Ça passe toujours par le prisme des trois, il y a un équilibre naturel qui s’est établi. »

Une date pour la sortie de l’album ?

« Non pas encore, on a la chance d’avoir un label conciliant qui veut que l’album soit très bon. Du coup on sortira l’album quand on estimera qu’il est très bon. »

Y-a-t ‘il un membre plus productif que les autres en terme de composition ?

« Ça passe toujours par le prisme des trois. Il y a un équilibre naturel qui s’est établi, où même si l’un d’entre nous propose une composition, ce n’est qu’une fois qu’on l’aura revue ensemble tous les 3 qu’elle sera en mesure d’être développée. Tout le monde propose des idées. On est rarement ensemble, du coup on bosse surtout online, pour utiliser un terme de 1998. On partage des sessions de travail, ce qui fait qu’on peut travailler nos compositions sans avoir à libérer des plages horaires tous les soirs. Tout le monde a accès aux travaux de chacun, sans qu’on soit forcément ensemble. »

La musique ça vous permet de gagner votre vie ?

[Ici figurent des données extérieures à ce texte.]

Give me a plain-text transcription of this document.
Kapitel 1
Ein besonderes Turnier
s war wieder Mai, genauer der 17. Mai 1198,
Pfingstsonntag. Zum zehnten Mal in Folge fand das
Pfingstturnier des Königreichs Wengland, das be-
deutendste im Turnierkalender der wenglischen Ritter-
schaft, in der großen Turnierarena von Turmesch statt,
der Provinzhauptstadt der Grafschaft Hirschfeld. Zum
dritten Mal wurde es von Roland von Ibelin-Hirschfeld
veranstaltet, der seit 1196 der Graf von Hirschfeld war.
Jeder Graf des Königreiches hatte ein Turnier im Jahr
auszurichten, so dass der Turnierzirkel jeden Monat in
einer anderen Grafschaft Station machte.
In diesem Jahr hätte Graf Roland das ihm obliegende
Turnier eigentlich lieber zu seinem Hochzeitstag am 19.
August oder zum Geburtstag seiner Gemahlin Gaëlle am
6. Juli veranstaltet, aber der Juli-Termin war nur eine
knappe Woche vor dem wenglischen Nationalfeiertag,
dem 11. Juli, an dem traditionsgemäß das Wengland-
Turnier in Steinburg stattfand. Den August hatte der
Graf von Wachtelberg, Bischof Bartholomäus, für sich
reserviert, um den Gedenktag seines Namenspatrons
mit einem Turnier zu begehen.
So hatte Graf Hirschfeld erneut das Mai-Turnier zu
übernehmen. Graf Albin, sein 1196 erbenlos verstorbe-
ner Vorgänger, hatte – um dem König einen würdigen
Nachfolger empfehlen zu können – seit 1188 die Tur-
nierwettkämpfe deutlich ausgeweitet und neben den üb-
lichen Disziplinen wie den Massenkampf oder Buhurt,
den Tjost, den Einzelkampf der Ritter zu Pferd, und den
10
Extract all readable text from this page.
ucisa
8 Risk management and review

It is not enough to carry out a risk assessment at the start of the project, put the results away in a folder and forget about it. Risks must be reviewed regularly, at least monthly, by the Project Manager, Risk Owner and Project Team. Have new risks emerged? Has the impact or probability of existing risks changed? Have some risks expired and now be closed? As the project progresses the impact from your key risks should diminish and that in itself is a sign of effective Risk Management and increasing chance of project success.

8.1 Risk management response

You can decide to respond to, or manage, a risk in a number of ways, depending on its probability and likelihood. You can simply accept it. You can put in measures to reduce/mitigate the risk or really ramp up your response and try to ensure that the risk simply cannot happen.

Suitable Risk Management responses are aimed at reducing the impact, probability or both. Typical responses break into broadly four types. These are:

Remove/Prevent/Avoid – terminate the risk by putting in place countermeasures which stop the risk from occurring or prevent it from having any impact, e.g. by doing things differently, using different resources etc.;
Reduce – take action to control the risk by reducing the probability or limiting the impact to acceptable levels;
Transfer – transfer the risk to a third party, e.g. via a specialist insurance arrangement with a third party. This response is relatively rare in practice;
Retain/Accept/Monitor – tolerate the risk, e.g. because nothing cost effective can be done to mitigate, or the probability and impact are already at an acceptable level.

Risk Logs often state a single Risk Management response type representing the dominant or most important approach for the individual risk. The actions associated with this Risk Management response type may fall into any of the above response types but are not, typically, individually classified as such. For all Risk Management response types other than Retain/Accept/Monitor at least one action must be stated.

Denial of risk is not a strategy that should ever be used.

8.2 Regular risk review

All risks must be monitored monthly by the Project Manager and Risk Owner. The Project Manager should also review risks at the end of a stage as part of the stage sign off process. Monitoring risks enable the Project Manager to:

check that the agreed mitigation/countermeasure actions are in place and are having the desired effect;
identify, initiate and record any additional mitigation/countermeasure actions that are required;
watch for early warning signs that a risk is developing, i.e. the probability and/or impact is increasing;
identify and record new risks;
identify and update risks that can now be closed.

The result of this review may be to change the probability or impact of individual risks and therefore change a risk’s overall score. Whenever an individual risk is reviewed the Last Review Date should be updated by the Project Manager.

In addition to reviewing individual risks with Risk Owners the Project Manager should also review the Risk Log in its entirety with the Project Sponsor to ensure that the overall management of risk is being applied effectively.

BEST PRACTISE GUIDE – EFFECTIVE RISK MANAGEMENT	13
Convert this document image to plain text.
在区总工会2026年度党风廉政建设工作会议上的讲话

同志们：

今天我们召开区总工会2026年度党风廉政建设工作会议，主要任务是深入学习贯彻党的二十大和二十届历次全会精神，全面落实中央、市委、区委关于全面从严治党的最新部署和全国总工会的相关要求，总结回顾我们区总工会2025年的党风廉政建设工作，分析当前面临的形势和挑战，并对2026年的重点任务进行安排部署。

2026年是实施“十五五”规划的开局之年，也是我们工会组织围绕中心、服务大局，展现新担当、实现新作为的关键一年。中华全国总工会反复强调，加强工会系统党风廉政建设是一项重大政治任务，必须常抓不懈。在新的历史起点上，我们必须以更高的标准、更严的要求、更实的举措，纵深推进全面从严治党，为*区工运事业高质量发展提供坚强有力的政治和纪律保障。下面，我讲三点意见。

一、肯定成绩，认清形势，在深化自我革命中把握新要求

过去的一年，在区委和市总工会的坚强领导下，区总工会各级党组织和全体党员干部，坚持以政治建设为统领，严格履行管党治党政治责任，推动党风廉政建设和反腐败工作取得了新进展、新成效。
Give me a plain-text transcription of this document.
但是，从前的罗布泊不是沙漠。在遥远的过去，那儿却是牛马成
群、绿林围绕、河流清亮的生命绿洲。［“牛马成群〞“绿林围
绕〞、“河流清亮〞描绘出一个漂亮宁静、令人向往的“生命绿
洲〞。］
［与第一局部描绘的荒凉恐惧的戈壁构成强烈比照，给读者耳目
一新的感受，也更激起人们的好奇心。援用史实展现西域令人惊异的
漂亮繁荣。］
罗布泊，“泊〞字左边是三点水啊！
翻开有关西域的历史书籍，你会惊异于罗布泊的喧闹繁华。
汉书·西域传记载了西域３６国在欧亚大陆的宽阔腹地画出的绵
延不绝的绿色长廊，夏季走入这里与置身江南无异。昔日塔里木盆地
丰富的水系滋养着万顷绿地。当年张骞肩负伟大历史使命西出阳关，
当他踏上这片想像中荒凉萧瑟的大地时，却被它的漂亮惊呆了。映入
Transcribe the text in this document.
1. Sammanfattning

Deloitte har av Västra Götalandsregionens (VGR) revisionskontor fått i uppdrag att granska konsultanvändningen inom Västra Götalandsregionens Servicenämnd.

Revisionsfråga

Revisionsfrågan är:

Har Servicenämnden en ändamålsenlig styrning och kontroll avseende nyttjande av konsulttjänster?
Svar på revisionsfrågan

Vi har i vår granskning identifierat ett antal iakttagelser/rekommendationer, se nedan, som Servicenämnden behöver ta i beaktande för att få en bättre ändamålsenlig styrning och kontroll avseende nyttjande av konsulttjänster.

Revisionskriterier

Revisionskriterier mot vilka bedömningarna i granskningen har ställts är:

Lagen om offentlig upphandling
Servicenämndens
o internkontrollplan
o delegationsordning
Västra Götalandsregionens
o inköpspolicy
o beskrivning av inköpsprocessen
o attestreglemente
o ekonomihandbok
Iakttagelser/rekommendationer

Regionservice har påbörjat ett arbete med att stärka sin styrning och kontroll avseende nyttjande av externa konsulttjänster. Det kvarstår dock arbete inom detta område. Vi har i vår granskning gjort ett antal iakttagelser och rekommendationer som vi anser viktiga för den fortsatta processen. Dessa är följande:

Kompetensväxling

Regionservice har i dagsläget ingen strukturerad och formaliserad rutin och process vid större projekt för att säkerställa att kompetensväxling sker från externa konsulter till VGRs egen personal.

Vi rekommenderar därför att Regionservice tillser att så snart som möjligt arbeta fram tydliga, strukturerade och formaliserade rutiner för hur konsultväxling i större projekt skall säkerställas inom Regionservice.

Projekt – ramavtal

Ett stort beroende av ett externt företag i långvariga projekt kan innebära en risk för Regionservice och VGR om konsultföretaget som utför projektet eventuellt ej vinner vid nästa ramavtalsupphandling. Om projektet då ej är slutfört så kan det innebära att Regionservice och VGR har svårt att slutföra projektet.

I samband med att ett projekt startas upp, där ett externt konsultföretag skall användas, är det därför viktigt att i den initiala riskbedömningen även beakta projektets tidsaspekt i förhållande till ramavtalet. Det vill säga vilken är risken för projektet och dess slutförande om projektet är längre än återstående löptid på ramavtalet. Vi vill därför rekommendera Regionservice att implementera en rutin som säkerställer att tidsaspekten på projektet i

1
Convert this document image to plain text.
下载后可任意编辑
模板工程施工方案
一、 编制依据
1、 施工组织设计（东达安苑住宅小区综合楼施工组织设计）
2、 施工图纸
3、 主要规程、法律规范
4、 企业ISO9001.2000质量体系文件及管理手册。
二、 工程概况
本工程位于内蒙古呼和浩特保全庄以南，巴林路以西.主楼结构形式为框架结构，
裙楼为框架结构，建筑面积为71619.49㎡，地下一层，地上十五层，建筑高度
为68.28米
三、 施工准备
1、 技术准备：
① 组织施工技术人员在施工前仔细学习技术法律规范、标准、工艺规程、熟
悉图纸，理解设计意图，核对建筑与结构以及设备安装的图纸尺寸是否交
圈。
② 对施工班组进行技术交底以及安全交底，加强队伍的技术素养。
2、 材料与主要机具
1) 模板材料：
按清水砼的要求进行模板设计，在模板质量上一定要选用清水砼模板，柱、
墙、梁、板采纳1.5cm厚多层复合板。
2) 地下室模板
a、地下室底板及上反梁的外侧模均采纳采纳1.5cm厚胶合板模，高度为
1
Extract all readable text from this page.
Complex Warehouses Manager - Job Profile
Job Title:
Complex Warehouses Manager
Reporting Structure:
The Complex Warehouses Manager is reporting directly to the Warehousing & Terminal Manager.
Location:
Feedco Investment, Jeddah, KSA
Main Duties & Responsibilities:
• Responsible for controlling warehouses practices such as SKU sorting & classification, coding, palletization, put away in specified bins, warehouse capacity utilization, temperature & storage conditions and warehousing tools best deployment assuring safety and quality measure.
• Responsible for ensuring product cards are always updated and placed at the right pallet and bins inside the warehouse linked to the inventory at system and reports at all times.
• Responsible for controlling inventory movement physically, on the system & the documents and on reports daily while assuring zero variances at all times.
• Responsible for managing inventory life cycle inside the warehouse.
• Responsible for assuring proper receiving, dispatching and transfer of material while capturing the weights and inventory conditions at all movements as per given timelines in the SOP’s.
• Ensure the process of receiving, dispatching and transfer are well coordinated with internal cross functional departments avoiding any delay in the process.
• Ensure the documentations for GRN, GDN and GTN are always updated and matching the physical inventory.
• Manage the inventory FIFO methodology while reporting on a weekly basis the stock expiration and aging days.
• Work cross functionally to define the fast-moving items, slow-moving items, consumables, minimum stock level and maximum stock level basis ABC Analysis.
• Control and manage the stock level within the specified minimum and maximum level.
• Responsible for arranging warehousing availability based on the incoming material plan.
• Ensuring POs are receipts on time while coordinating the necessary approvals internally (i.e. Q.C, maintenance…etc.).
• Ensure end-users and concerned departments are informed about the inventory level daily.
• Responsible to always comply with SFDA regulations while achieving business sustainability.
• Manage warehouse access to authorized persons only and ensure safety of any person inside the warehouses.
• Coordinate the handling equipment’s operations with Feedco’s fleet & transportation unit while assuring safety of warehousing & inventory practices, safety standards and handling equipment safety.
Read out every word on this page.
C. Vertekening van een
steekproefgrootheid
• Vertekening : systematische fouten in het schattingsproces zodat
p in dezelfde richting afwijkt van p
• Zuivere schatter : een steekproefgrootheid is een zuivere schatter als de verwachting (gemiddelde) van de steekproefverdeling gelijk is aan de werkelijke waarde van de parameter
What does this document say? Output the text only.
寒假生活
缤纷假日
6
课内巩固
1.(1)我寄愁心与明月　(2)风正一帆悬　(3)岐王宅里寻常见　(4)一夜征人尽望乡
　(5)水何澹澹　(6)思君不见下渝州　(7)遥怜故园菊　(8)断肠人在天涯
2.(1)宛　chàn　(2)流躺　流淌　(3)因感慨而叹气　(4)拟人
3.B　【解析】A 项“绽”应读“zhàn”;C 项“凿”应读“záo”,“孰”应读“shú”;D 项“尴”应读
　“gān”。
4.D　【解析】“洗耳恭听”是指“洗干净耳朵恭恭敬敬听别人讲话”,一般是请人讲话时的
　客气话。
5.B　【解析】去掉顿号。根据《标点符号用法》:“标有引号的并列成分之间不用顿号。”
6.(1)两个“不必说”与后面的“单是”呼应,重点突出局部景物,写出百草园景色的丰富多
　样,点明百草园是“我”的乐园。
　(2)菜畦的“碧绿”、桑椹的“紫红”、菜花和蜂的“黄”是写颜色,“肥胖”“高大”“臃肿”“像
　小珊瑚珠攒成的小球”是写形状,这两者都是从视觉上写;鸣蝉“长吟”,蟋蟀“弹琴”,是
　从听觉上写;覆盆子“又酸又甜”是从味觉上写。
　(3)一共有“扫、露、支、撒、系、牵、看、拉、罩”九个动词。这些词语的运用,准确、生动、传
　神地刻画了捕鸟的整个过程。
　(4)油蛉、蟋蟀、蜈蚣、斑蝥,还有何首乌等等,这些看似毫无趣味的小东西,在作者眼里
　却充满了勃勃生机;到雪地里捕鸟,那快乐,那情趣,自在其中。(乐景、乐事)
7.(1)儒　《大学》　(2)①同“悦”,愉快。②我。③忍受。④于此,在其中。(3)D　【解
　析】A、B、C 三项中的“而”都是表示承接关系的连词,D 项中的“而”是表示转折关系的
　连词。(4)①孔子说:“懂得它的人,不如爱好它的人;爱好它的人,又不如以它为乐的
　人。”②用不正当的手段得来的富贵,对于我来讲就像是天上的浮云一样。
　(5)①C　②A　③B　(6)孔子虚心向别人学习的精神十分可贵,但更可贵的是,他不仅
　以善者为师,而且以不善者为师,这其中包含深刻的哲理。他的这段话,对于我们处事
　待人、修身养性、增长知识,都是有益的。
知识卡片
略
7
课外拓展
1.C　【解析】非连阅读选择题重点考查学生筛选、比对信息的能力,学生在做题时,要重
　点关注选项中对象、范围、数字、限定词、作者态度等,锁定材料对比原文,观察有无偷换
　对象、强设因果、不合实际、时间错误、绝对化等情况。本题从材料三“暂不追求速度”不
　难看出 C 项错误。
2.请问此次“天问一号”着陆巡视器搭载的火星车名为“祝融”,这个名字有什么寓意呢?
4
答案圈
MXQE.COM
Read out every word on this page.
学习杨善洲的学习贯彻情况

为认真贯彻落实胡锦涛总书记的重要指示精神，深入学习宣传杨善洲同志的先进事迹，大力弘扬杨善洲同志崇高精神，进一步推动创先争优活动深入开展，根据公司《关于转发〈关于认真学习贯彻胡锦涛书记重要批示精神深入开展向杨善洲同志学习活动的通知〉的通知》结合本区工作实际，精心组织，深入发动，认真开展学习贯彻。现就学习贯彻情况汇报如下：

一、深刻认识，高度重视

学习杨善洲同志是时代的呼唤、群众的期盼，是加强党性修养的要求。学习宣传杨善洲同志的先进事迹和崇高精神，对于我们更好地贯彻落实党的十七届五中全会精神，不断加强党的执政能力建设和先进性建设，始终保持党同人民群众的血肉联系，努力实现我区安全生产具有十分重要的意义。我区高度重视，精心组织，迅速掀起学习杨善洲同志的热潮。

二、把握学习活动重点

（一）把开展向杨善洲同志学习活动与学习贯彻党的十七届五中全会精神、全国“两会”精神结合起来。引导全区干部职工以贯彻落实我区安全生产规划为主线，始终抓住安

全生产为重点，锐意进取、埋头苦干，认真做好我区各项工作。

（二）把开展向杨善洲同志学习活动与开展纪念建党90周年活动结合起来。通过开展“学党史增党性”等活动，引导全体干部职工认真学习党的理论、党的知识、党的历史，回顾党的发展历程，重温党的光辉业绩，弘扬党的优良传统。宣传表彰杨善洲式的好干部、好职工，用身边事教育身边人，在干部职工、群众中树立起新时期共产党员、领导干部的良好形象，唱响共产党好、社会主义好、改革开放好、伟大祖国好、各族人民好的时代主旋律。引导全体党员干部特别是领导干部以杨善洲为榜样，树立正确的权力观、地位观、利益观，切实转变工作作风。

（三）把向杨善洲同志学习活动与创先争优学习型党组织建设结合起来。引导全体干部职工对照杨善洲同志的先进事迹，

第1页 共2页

« Non pas du tout, au contraire… On bosse tous à côté. On perd de l’argent avec la musique pour être plus précis. Du moins on en dépense beaucoup. Maintenant on est à un stade où on ne fait plus de concerts à perte par exemple. On dépense pour notre vie de groupe (studios, matériels) mais ça s’est normal. On rentre dans nos frais, mais on ne gagne pas d’argent avec notre musique. »

Faut-il être plus passionné qu’avant pour faire de la musique ?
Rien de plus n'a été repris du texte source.